9 вопросов для Дарьи Мороз

Пресс-служба МХТ,

- Ваше происхождение обязывало к искусству. Были ли попытки уйти от судьбы, сомнения?

 — Ну да. Совсем в рабочие не пошла бы точно. Сейчас думаю, что моя психика была бы здоровее, если пошла бы, как планировала, в МГИМО. Но жизнь сама вывела на Школу-студию МХАТ. Меня утвердили в кино — «Фортуна» Данелия, и стало понятно, что Институт международных отношений останется без меня — туда нужно было серьезно готовиться. Меня утвердили в самом конце одиннадцатого класса, и на съемки ушло все лето. Еле в Школу-студию отпустили поступать. Но я не жалею, что я на этом месте. Хотя актерская профессия слишком узконаправленная. Хочется быть более свободной в своих умениях, а никаких навыков, кроме как стоять на сцене, я так и не приобрела. «Ну что ж ты ничего не умеешь?» – иногда себе говорю. Вот есть языки: английский и теперь еще немецкий. 

- Знание языков помогает актеру?

 — В зарубежных пробах — да. За границей я свободна. Когда учишь язык, очень нравится, что надо заставлять мозг работать, включаться в ученичество. С французским языком не сложилось: выучить его совершенно мне не удается. Хочется быть чуточку умнее, чем ты есть.

- Все же сомнения были, борьба с собой?

 — Бороться некогда: ребенок, семья, работа. Я как-то сразу была занята в профессии: у меня не было возможности усомниться. Начиная с «Фортуны» я бесконечно снималась, со второго курса начала работать в театре. Метания были уже после института: неужели до ста пятидесяти лет нужно будет играть? Это все развилось в отношение к театру с юмором. Я не уверена, что до седин мне театр будет так же интересен, как теперь. Семнадцать лет в профессии, ежедневного труда — и в каком-то смысле я наигралась. У меня нет горячего, непреодолимого желания хвататься за все подряд. Нет уже юношеского «дайте мне скорее всего и сразу». Занятия профессией приобрели рациональность. Могу выбирать, могу идти на территории неизведанные в ущерб пройденным путям. Нет актерской жадности.
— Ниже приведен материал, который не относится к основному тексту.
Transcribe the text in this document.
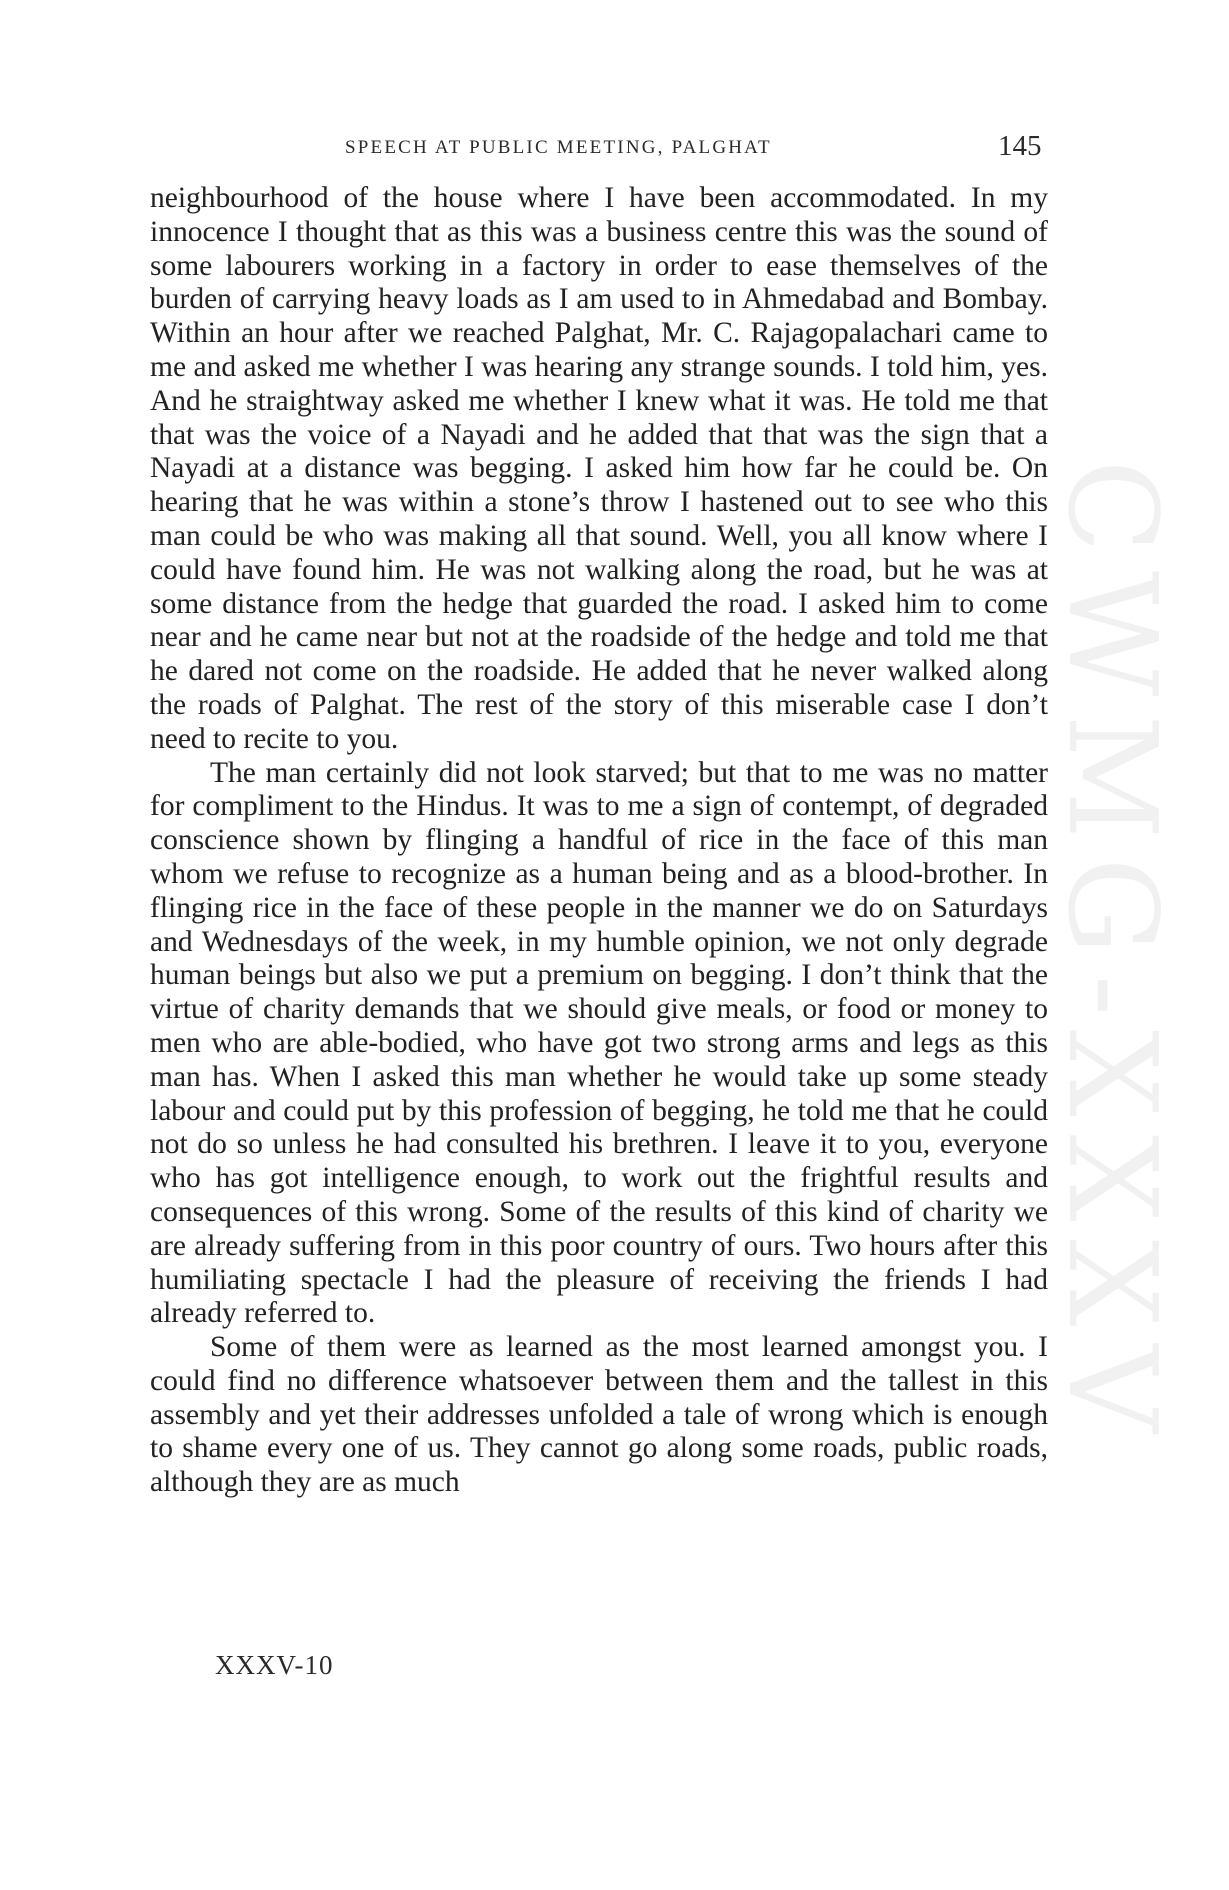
SPEECH AT PUBLIC MEETING, PALGHAT	145

neighbourhood of the house where I have been accommodated. In my innocence I thought that as this was a business centre this was the sound of some labourers working in a factory in order to ease themselves of the burden of carrying heavy loads as I am used to in Ahmedabad and Bombay. Within an hour after we reached Palghat, Mr. C. Rajagopalachari came to me and asked me whether I was hearing any strange sounds. I told him, yes. And he straightway asked me whether I knew what it was. He told me that that was the voice of a Nayadi and he added that that was the sign that a Nayadi at a distance was begging. I asked him how far he could be. On hearing that he was within a stone’s throw I hastened out to see who this man could be who was making all that sound. Well, you all know where I could have found him. He was not walking along the road, but he was at some distance from the hedge that guarded the road. I asked him to come near and he came near but not at the roadside of the hedge and told me that he dared not come on the roadside. He added that he never walked along the roads of Palghat. The rest of the story of this miserable case I don’t need to recite to you.

The man certainly did not look starved; but that to me was no matter for compliment to the Hindus. It was to me a sign of contempt, of degraded conscience shown by flinging a handful of rice in the face of this man whom we refuse to recognize as a human being and as a blood-brother. In flinging rice in the face of these people in the manner we do on Saturdays and Wednesdays of the week, in my humble opinion, we not only degrade human beings but also we put a premium on begging. I don’t think that the virtue of charity demands that we should give meals, or food or money to men who are able-bodied, who have got two strong arms and legs as this man has. When I asked this man whether he would take up some steady labour and could put by this profession of begging, he told me that he could not do so unless he had consulted his brethren. I leave it to you, everyone who has got intelligence enough, to work out the frightful results and consequences of this wrong. Some of the results of this kind of charity we are already suffering from in this poor country of ours. Two hours after this humiliating spectacle I had the pleasure of receiving the friends I had already referred to.

Some of them were as learned as the most learned amongst you. I could find no difference whatsoever between them and the tallest in this assembly and yet their addresses unfolded a tale of wrong which is enough to shame every one of us. They cannot go along some roads, public roads, although they are as much

XXXV-10
CWMG-XXXV
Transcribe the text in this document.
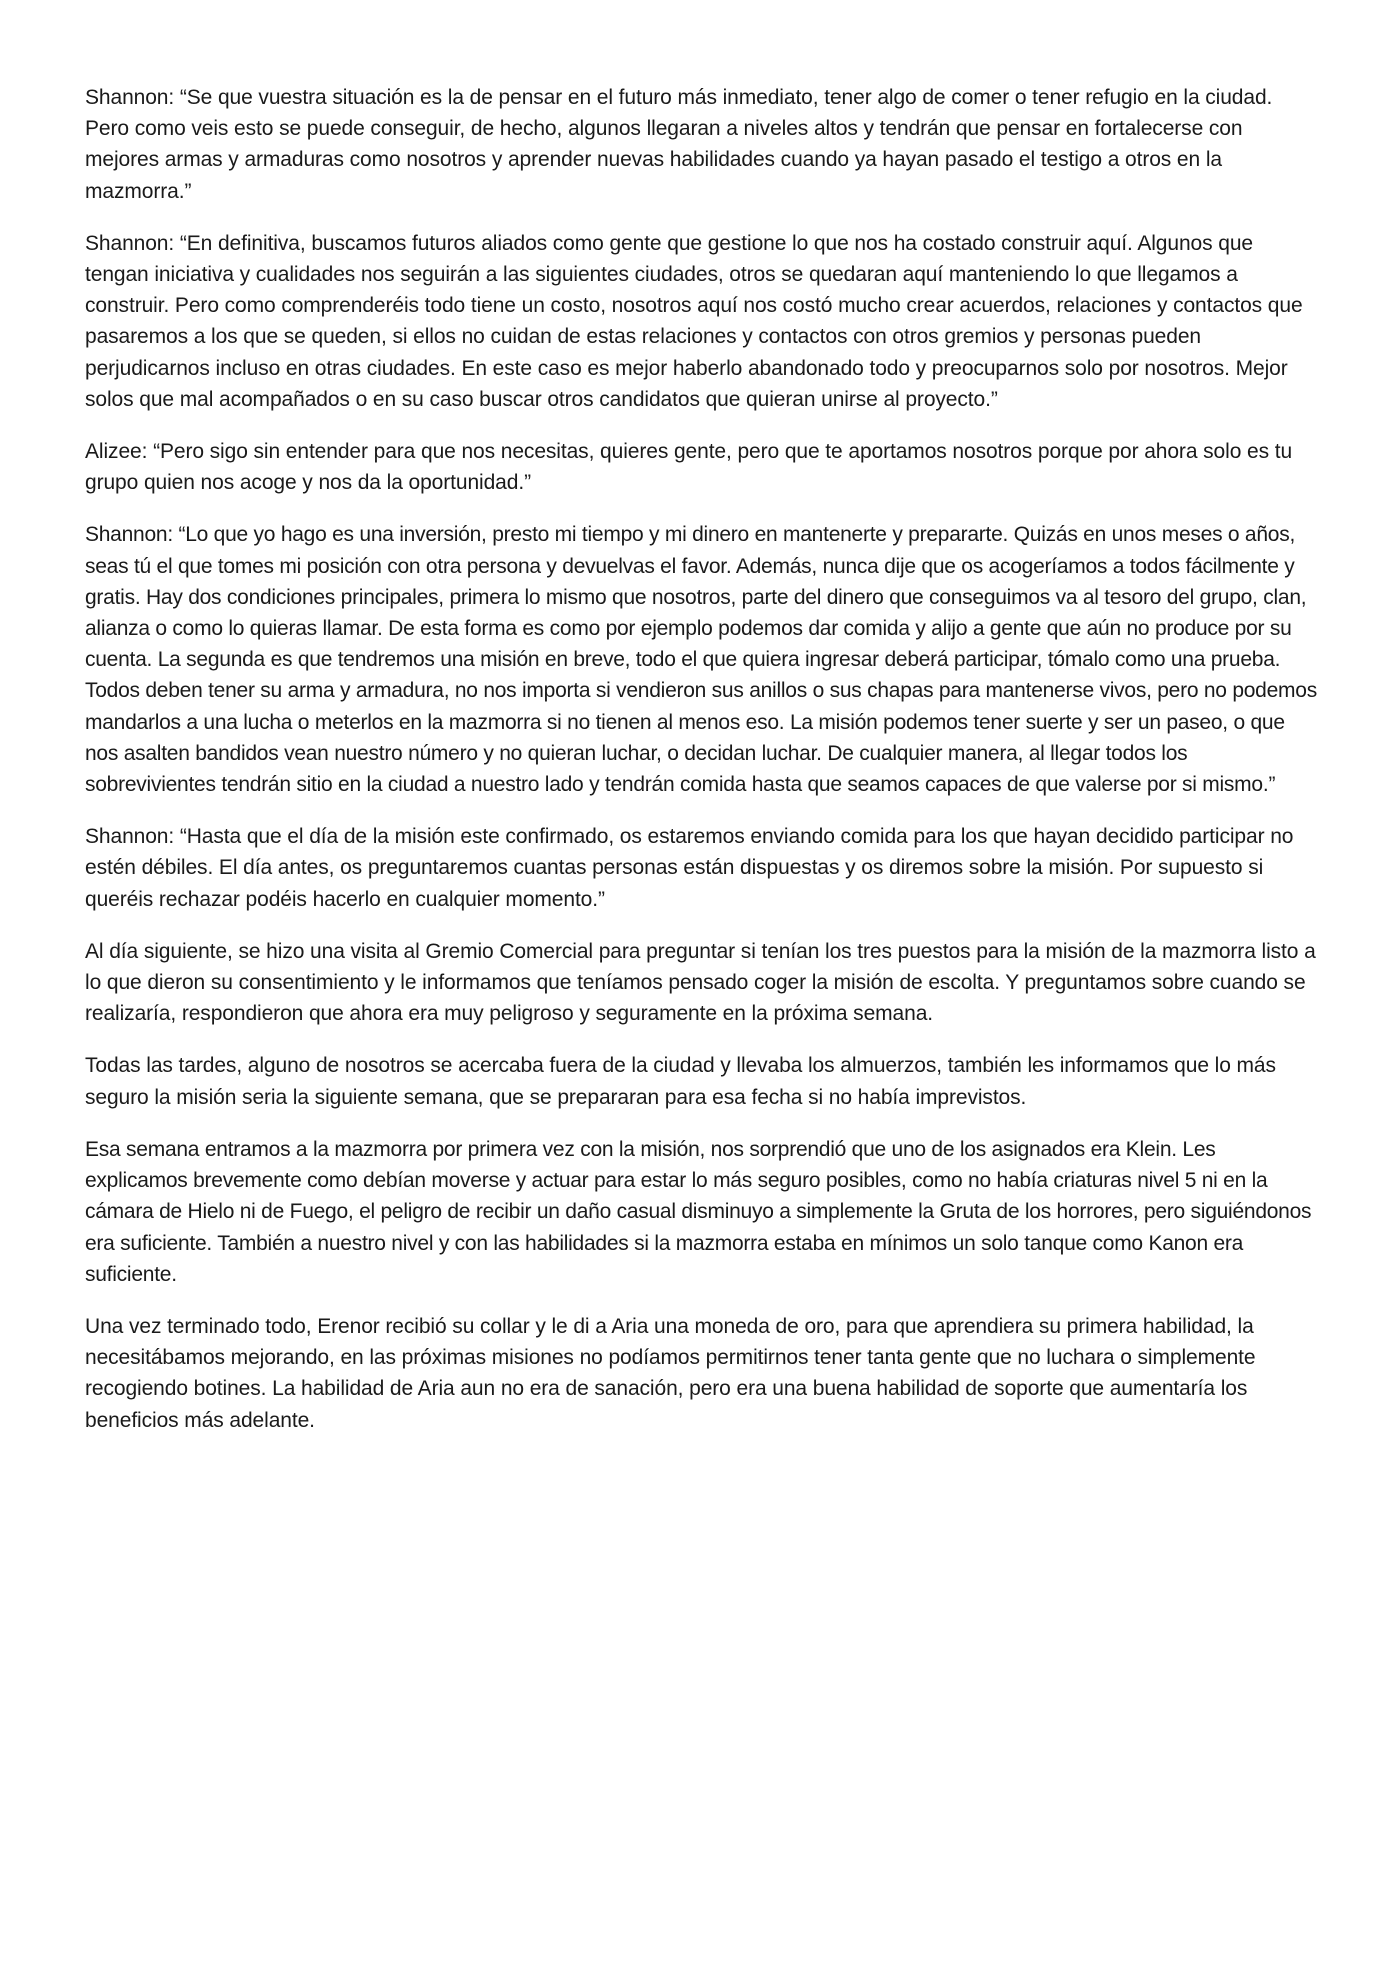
Shannon: “Se que vuestra situación es la de pensar en el futuro más inmediato, tener algo de comer o tener refugio en la ciudad. Pero como veis esto se puede conseguir, de hecho, algunos llegaran a niveles altos y tendrán que pensar en fortalecerse con mejores armas y armaduras como nosotros y aprender nuevas habilidades cuando ya hayan pasado el testigo a otros en la mazmorra.”

Shannon: “En definitiva, buscamos futuros aliados como gente que gestione lo que nos ha costado construir aquí. Algunos que tengan iniciativa y cualidades nos seguirán a las siguientes ciudades, otros se quedaran aquí manteniendo lo que llegamos a construir. Pero como comprenderéis todo tiene un costo, nosotros aquí nos costó mucho crear acuerdos, relaciones y contactos que pasaremos a los que se queden, si ellos no cuidan de estas relaciones y contactos con otros gremios y personas pueden perjudicarnos incluso en otras ciudades. En este caso es mejor haberlo abandonado todo y preocuparnos solo por nosotros. Mejor solos que mal acompañados o en su caso buscar otros candidatos que quieran unirse al proyecto.”

Alizee: “Pero sigo sin entender para que nos necesitas, quieres gente, pero que te aportamos nosotros porque por ahora solo es tu grupo quien nos acoge y nos da la oportunidad.”

Shannon: “Lo que yo hago es una inversión, presto mi tiempo y mi dinero en mantenerte y prepararte. Quizás en unos meses o años, seas tú el que tomes mi posición con otra persona y devuelvas el favor. Además, nunca dije que os acogeríamos a todos fácilmente y gratis. Hay dos condiciones principales, primera lo mismo que nosotros, parte del dinero que conseguimos va al tesoro del grupo, clan, alianza o como lo quieras llamar. De esta forma es como por ejemplo podemos dar comida y alijo a gente que aún no produce por su cuenta. La segunda es que tendremos una misión en breve, todo el que quiera ingresar deberá participar, tómalo como una prueba. Todos deben tener su arma y armadura, no nos importa si vendieron sus anillos o sus chapas para mantenerse vivos, pero no podemos mandarlos a una lucha o meterlos en la mazmorra si no tienen al menos eso. La misión podemos tener suerte y ser un paseo, o que nos asalten bandidos vean nuestro número y no quieran luchar, o decidan luchar. De cualquier manera, al llegar todos los sobrevivientes tendrán sitio en la ciudad a nuestro lado y tendrán comida hasta que seamos capaces de que valerse por si mismo.”

Shannon: “Hasta que el día de la misión este confirmado, os estaremos enviando comida para los que hayan decidido participar no estén débiles. El día antes, os preguntaremos cuantas personas están dispuestas y os diremos sobre la misión. Por supuesto si queréis rechazar podéis hacerlo en cualquier momento.”

Al día siguiente, se hizo una visita al Gremio Comercial para preguntar si tenían los tres puestos para la misión de la mazmorra listo a lo que dieron su consentimiento y le informamos que teníamos pensado coger la misión de escolta. Y preguntamos sobre cuando se realizaría, respondieron que ahora era muy peligroso y seguramente en la próxima semana.

Todas las tardes, alguno de nosotros se acercaba fuera de la ciudad y llevaba los almuerzos, también les informamos que lo más seguro la misión seria la siguiente semana, que se prepararan para esa fecha si no había imprevistos.

Esa semana entramos a la mazmorra por primera vez con la misión, nos sorprendió que uno de los asignados era Klein. Les explicamos brevemente como debían moverse y actuar para estar lo más seguro posibles, como no había criaturas nivel 5 ni en la cámara de Hielo ni de Fuego, el peligro de recibir un daño casual disminuyo a simplemente la Gruta de los horrores, pero siguiéndonos era suficiente. También a nuestro nivel y con las habilidades si la mazmorra estaba en mínimos un solo tanque como Kanon era suficiente.

Una vez terminado todo, Erenor recibió su collar y le di a Aria una moneda de oro, para que aprendiera su primera habilidad, la necesitábamos mejorando, en las próximas misiones no podíamos permitirnos tener tanta gente que no luchara o simplemente recogiendo botines. La habilidad de Aria aun no era de sanación, pero era una buena habilidad de soporte que aumentaría los beneficios más adelante.
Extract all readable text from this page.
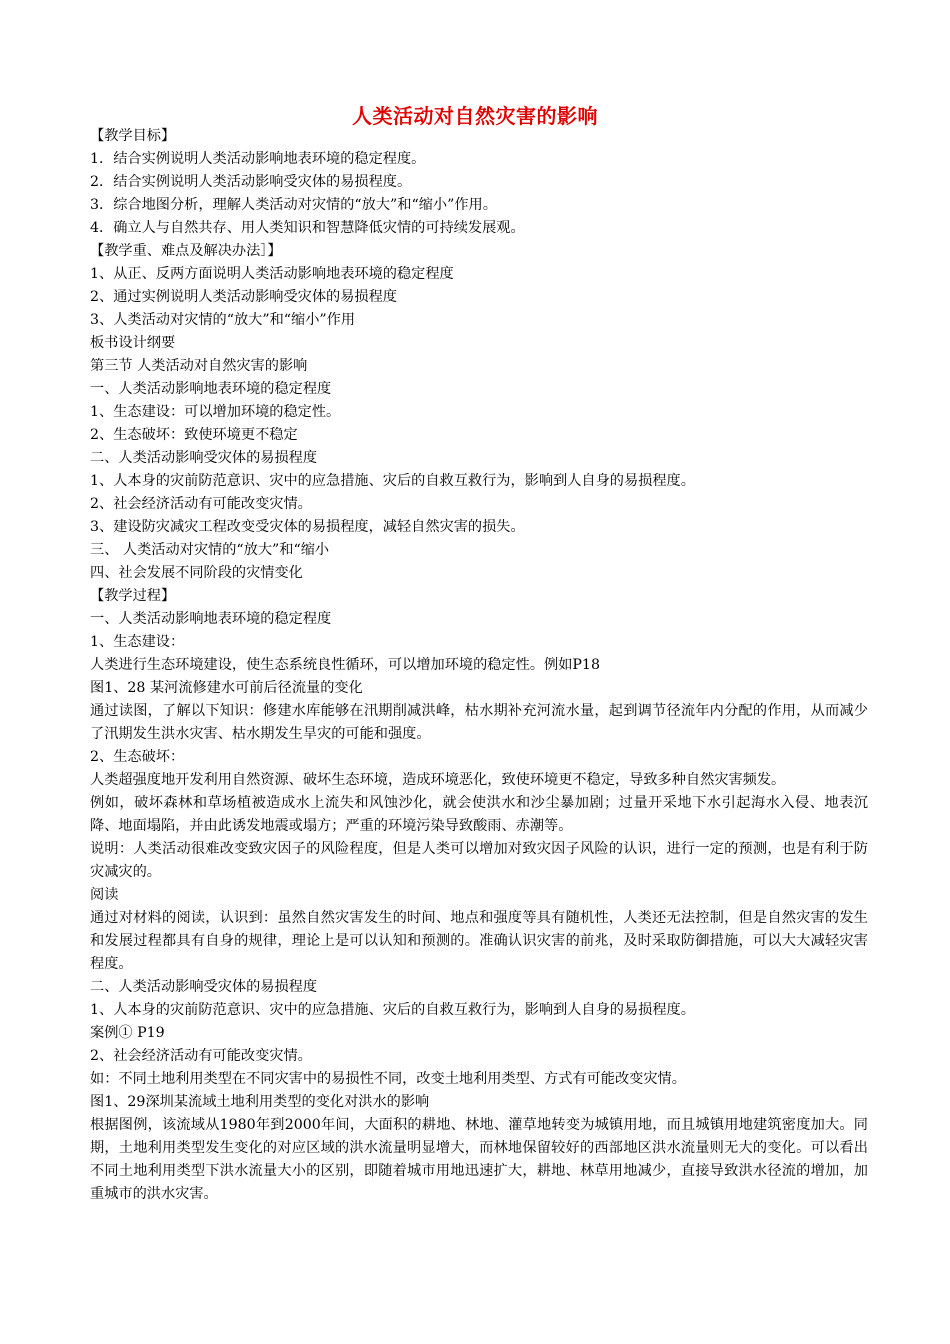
人类活动对自然灾害的影响

【教学目标】

1．结合实例说明人类活动影响地表环境的稳定程度。

2．结合实例说明人类活动影响受灾体的易损程度。

3．综合地图分析，理解人类活动对灾情的“放大”和“缩小”作用。

4．确立人与自然共存、用人类知识和智慧降低灾情的可持续发展观。

【教学重、难点及解决办法］】

1、从正、反两方面说明人类活动影响地表环境的稳定程度

2、通过实例说明人类活动影响受灾体的易损程度

3、人类活动对灾情的“放大”和“缩小”作用

板书设计纲要

第三节 人类活动对自然灾害的影响

一、人类活动影响地表环境的稳定程度

1、生态建设：可以增加环境的稳定性。

2、生态破坏：致使环境更不稳定

二、人类活动影响受灾体的易损程度

1、人本身的灾前防范意识、灾中的应急措施、灾后的自救互救行为，影响到人自身的易损程度。

2、社会经济活动有可能改变灾情。

3、建设防灾减灾工程改变受灾体的易损程度，减轻自然灾害的损失。

三、 人类活动对灾情的“放大”和“缩小

四、社会发展不同阶段的灾情变化

【教学过程】

一、人类活动影响地表环境的稳定程度

1、生态建设：

人类进行生态环境建设，使生态系统良性循环，可以增加环境的稳定性。例如P18

图1、28 某河流修建水可前后径流量的变化

通过读图，了解以下知识：修建水库能够在汛期削减洪峰，枯水期补充河流水量，起到调节径流年内分配的作用，从而减少了汛期发生洪水灾害、枯水期发生旱灾的可能和强度。

2、生态破坏：

人类超强度地开发利用自然资源、破坏生态环境，造成环境恶化，致使环境更不稳定，导致多种自然灾害频发。

例如，破坏森林和草场植被造成水上流失和风蚀沙化，就会使洪水和沙尘暴加剧；过量开采地下水引起海水入侵、地表沉降、地面塌陷，并由此诱发地震或塌方；严重的环境污染导致酸雨、赤潮等。

说明：人类活动很难改变致灾因子的风险程度，但是人类可以增加对致灾因子风险的认识，进行一定的预测，也是有利于防灾减灾的。

阅读

通过对材料的阅读，认识到：虽然自然灾害发生的时间、地点和强度等具有随机性，人类还无法控制，但是自然灾害的发生和发展过程都具有自身的规律，理论上是可以认知和预测的。准确认识灾害的前兆，及时采取防御措施，可以大大减轻灾害程度。

二、人类活动影响受灾体的易损程度

1、人本身的灾前防范意识、灾中的应急措施、灾后的自救互救行为，影响到人自身的易损程度。

案例① P19

2、社会经济活动有可能改变灾情。

如：不同土地利用类型在不同灾害中的易损性不同，改变土地利用类型、方式有可能改变灾情。

图1、29深圳某流域土地利用类型的变化对洪水的影响

根据图例，该流域从1980年到2000年间，大面积的耕地、林地、灌草地转变为城镇用地，而且城镇用地建筑密度加大。同期，土地利用类型发生变化的对应区域的洪水流量明显增大，而林地保留较好的西部地区洪水流量则无大的变化。可以看出不同土地利用类型下洪水流量大小的区别，即随着城市用地迅速扩大，耕地、林草用地减少，直接导致洪水径流的增加，加重城市的洪水灾害。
- Какие у вас самозапреты? Отчего вы отказываетесь?

 — Пошлость и неправда, напыщенность – вот табу для меня.

- Что такое пошлость? Под пошлостью каждый понимает разное.

 — Претензия на правду, на истинность. Излишний драматизм, страстность. Странность. Ложная многозначительность. Когда я не верю. Или когда режиссер в профессии понимает меньше, чем я. А бывают такие режиссеры, которые, даже дебютируя, в себе несут огромное знание. Если этого нет, видно, до какой степени человек случаен в искусстве.

- Самая странная зрительская реакция в вашей жизни?

 — Я ненавижу, когда показывают пальцем. Однажды стояла в магазине, покупала технику. В метре от меня стоит пара средних лет, и обсуждают меня, словно меня тут нет. «Ой, смотри: знакомое лицо. Наверное, это какая-то артистка…» Вот словно я голография или телевизор! Ну, можно было задать мне вопрос, я бы ответила… Мама моя рассказывала, как она снималась в Бутырке. И там реальные заключенные из камер с ней общались: «О, Левтова! Я же тебя видел в таком-то году на съемках, мне на тебя везет!»

- Что вас заставляет грустить и какие у вас есть рецепты с этой грустью справляться?

 — Мне нужно время и одиночество, чтобы отойти от любой грусти. Грустно в профессии становится от непрофессионализма. Я этого не выношу, я начинаю беситься – и это ко всем может относиться, от реквизитора до партнера или режиссера. В жизни меня раздражает больше всего синдром охранника: от бабушек до людей в форме. Это повсеместно, и это страшно. Еще – хоть и сама веду себя резко за рулем – раздражает хамство на дорогах.

- Может ли театр изменить жизнь?

 — В определенное время жизни театр может оставить такое впечатление, эмоциональное и интеллектуальное, что жизнь зрителя как-то в процессе изменится. Мысль, произнесенная в театре, не может повлиять. Но яркое и глубокое впечатление – может. Породить снежный ком эмоций. Но часто театр может быть и прививкой от театра. Один-два неудачных опыта, и всё, зритель уже не наш. Этого не хочется – грусти и тоски в зрительских сердцах.

- Чем для вас ценен ваш новый спектакль «Юбилей ювелира»?

 — Мне нравится его аскетичная, эстетская форма. Спектакль как гладь глубокого озера. Суровый, успокоенный.